La société française contemporaine est saturée par l’usage du mot « violence ». Des faits divers criminels abondamment relayés par les médias aux incendies de véhicules de la nuit du Nouvel An, en passant par toutes les formes d’insultes et de harcèlements, aucun territoire, aucun métier, aucune scène de la vie sociale, publique ou privée ne semble y échapper. Ce mot sert aussi massivement à qualifier toutes les formes de conflits civils et militaires dans le monde. En pratique, « la violence » s’écrit au singulier et n’a pas de contenu précis prédéterminé. C’est qu’il ne s’agit pas d’une catégorie d’analyse. Plus qu’une qualification de faits, il s’agit en réalité d’une disqualification de faits. La violence est quelque chose que l’on condamne. C’est de surcroît quelque chose dont on s’inquiète : c’est « l’augmentation de la violence » qui fait parler. C’est donc un signe des temps : l’idée d’une violence envahissante semble faire partie d’une représentation décliniste du présent. Au fond, les choses et les (jeunes) gens « ne seraient plus comme avant ».
À distance de ces représentations sociales et de ces catégories normatives, le travail du sociologue consiste d’abord à définir un ensemble de phénomènes sociaux relativement homogène à étudier, ensuite à tenter de comprendre les mécanismes qui régissent l’évolution de ces phénomènes. Le sujet de notre étude est l’ensemble des violences physiques, sexuelles et verbales, survenant dans les relations interpersonnelles. Ceci exclut les violences terroristes, mafieuses, d’État ou encore politiques collectives telles que les émeutes 1.
L’explication proposée réside dans un modèle sociohistorique articulant cinq processus sociaux.
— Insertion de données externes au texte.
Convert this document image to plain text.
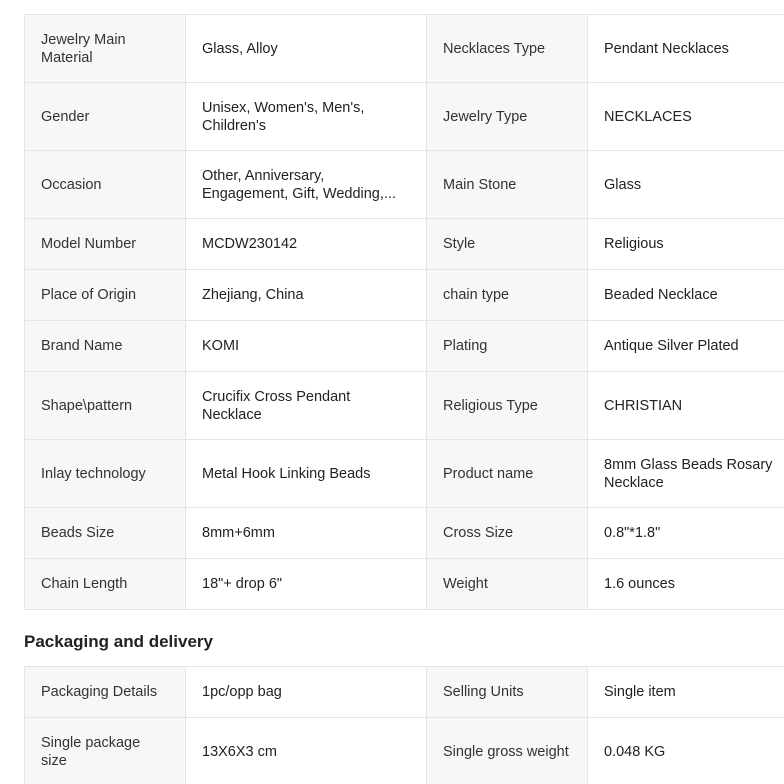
Jewelry Main Material	Glass, Alloy	Necklaces Type	Pendant Necklaces
Gender	Unisex, Women's, Men's, Children's	Jewelry Type	NECKLACES
Occasion	Other, Anniversary, Engagement, Gift, Wedding,...	Main Stone	Glass
Model Number	MCDW230142	Style	Religious
Place of Origin	Zhejiang, China	chain type	Beaded Necklace
Brand Name	KOMI	Plating	Antique Silver Plated
Shape\pattern	Crucifix Cross Pendant Necklace	Religious Type	CHRISTIAN
Inlay technology	Metal Hook Linking Beads	Product name	8mm Glass Beads Rosary Necklace
Beads Size	8mm+6mm	Cross Size	0.8"*1.8"
Chain Length	18"+ drop 6"	Weight	1.6 ounces
Packaging and delivery
Packaging Details	1pc/opp bag	Selling Units	Single item
Single package size	13X6X3 cm	Single gross weight	0.048 KG
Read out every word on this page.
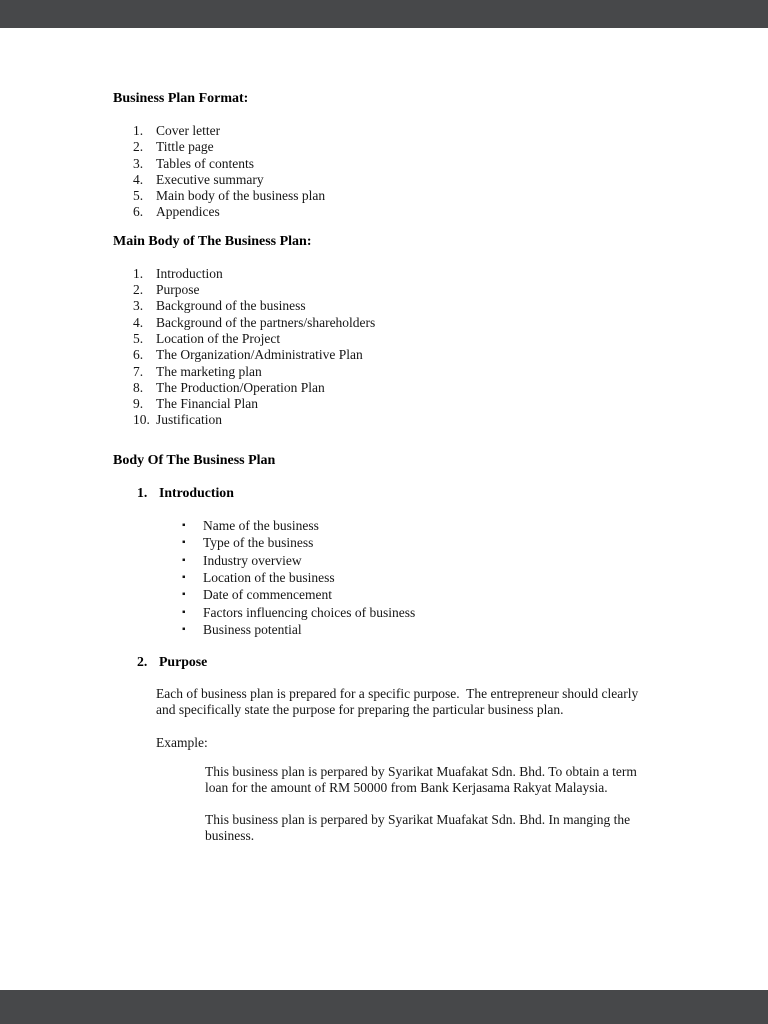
Business Plan Format:
1. Cover letter
2. Tittle page
3. Tables of contents
4. Executive summary
5. Main body of the business plan
6. Appendices
Main Body of The Business Plan:
1. Introduction
2. Purpose
3. Background of the business
4. Background of the partners/shareholders
5. Location of the Project
6. The Organization/Administrative Plan
7. The marketing plan
8. The Production/Operation Plan
9. The Financial Plan
10. Justification
Body Of The Business Plan
1. Introduction
▪
Name of the business
▪
Type of the business
▪
Industry overview
▪
Location of the business
▪
Date of commencement
▪
Factors influencing choices of business
▪
Business potential
2. Purpose
Each of business plan is prepared for a specific purpose.  The entrepreneur should clearly and specifically state the purpose for preparing the particular business plan.
Example:
This business plan is perpared by Syarikat Muafakat Sdn. Bhd. To obtain a term loan for the amount of RM 50000 from Bank Kerjasama Rakyat Malaysia.
This business plan is perpared by Syarikat Muafakat Sdn. Bhd. In manging the business.
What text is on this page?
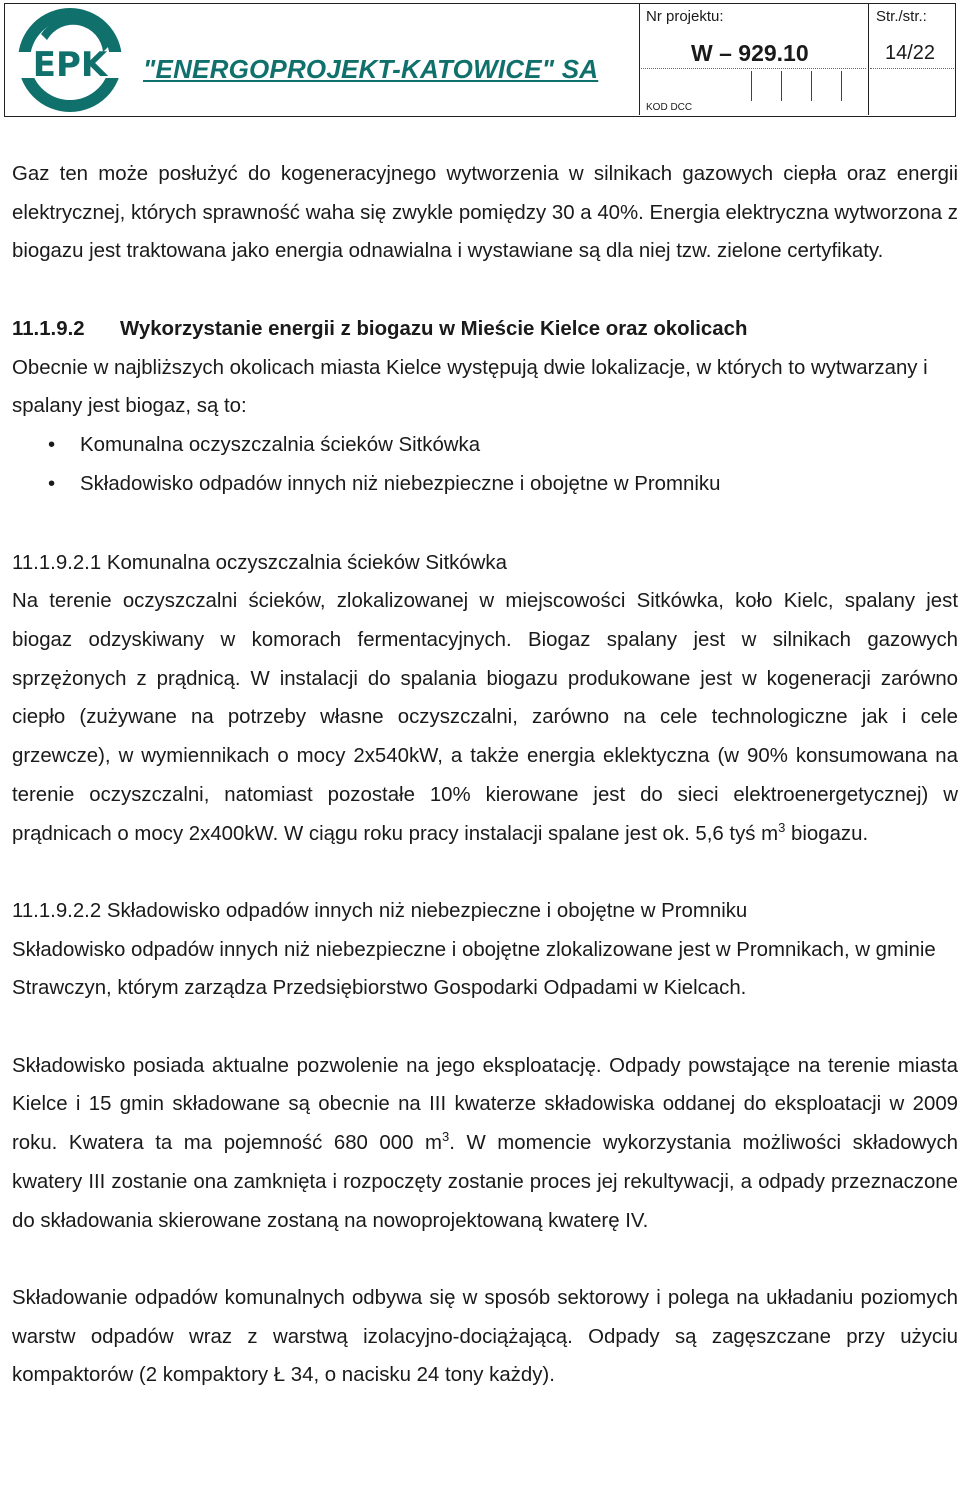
EPK "ENERGOPROJEKT-KATOWICE" SA
Nr projektu:
W – 929.10
Str./str.:
14/22
KOD DCC

Gaz ten może posłużyć do kogeneracyjnego wytworzenia w silnikach gazowych ciepła oraz energii elektrycznej, których sprawność waha się zwykle pomiędzy 30 a 40%. Energia elektryczna wytworzona z biogazu jest traktowana jako energia odnawialna i wystawiane są dla niej tzw. zielone certyfikaty.

11.1.9.2 Wykorzystanie energii z biogazu w Mieście Kielce oraz okolicach

Obecnie w najbliższych okolicach miasta Kielce występują dwie lokalizacje, w których to wytwarzany i spalany jest biogaz, są to:

• Komunalna oczyszczalnia ścieków Sitkówka
• Składowisko odpadów innych niż niebezpieczne i obojętne w Promniku

11.1.9.2.1 Komunalna oczyszczalnia ścieków Sitkówka

Na terenie oczyszczalni ścieków, zlokalizowanej w miejscowości Sitkówka, koło Kielc, spalany jest biogaz odzyskiwany w komorach fermentacyjnych. Biogaz spalany jest w silnikach gazowych sprzężonych z prądnicą. W instalacji do spalania biogazu produkowane jest w kogeneracji zarówno ciepło (zużywane na potrzeby własne oczyszczalni, zarówno na cele technologiczne jak i cele grzewcze), w wymiennikach o mocy 2x540kW, a także energia eklektyczna (w 90% konsumowana na terenie oczyszczalni, natomiast pozostałe 10% kierowane jest do sieci elektroenergetycznej) w prądnicach o mocy 2x400kW. W ciągu roku pracy instalacji spalane jest ok. 5,6 tyś $m^3$ biogazu.

11.1.9.2.2 Składowisko odpadów innych niż niebezpieczne i obojętne w Promniku

Składowisko odpadów innych niż niebezpieczne i obojętne zlokalizowane jest w Promnikach, w gminie Strawczyn, którym zarządza Przedsiębiorstwo Gospodarki Odpadami w Kielcach.

Składowisko posiada aktualne pozwolenie na jego eksploatację. Odpady powstające na terenie miasta Kielce i 15 gmin składowane są obecnie na III kwaterze składowiska oddanej do eksploatacji w 2009 roku. Kwatera ta ma pojemność 680 000 $m^3$. W momencie wykorzystania możliwości składowych kwatery III zostanie ona zamknięta i rozpoczęty zostanie proces jej rekultywacji, a odpady przeznaczone do składowania skierowane zostaną na nowoprojektowaną kwaterę IV.

Składowanie odpadów komunalnych odbywa się w sposób sektorowy i polega na układaniu poziomych warstw odpadów wraz z warstwą izolacyjno-dociążającą. Odpady są zagęszczane przy użyciu kompaktorów (2 kompaktory Ł 34, o nacisku 24 tony każdy).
◊ 1. Pacification des mœurs
La célèbre thèse de Norbert Elias sur le « processus de civilisation » – parlons plutôt de « pacification », mot moins normatif – n’est pas obsolète. Contrairement au préjugé ordinaire du débat public, les violences interpersonnelles ne connaissent pas d’« explosion » ces dernières décennies (encadré ci-dessous). La tendance générale est plutôt à la réduction progressive des comportements à caractère violent, au moins pour les violences physiques qui sont mieux mesurées que les violences verbales et les violences sexuelles. Il est probable qu’un processus de pacification des mœurs continue à travailler la société française et participe du recul continu de l’usage de la violence comme issue aux conflits ordinaires et quotidiens de la vie sociale (conflits de voisinage, conflits au travail, oppositions politiques et idéologiques, querelles d’automobilistes, provocations entre jeunes hommes, etc.). Ce processus a en effet pour conséquence première de délégitimer le caractère violent des comportements. D’où un paradoxe qui n’est qu’apparent : le sentiment général d’une augmentation des comportements violents accompagne et traduit un mouvement d’accélération de leur dénonciation malgré la stagnation voire le recul de leur fréquence. En réalité, notre société ne supporte plus la violence, ne lui accorde plus de légitimité, ne lui reconnaît plus de sens. Du coup, les comportements changent de statut. Ce qui était regardé jadis comme normal ou tolérable devient anormal et intolérable. Ceci concerne l’ensemble des violences sexuelles, les violences conjugales, les maltraitances à enfants, les bagarres entre collégiens, les agressions physiques ou verbales à caractère raciste ou homophobe, les pratiques violentes de bizutage, etc.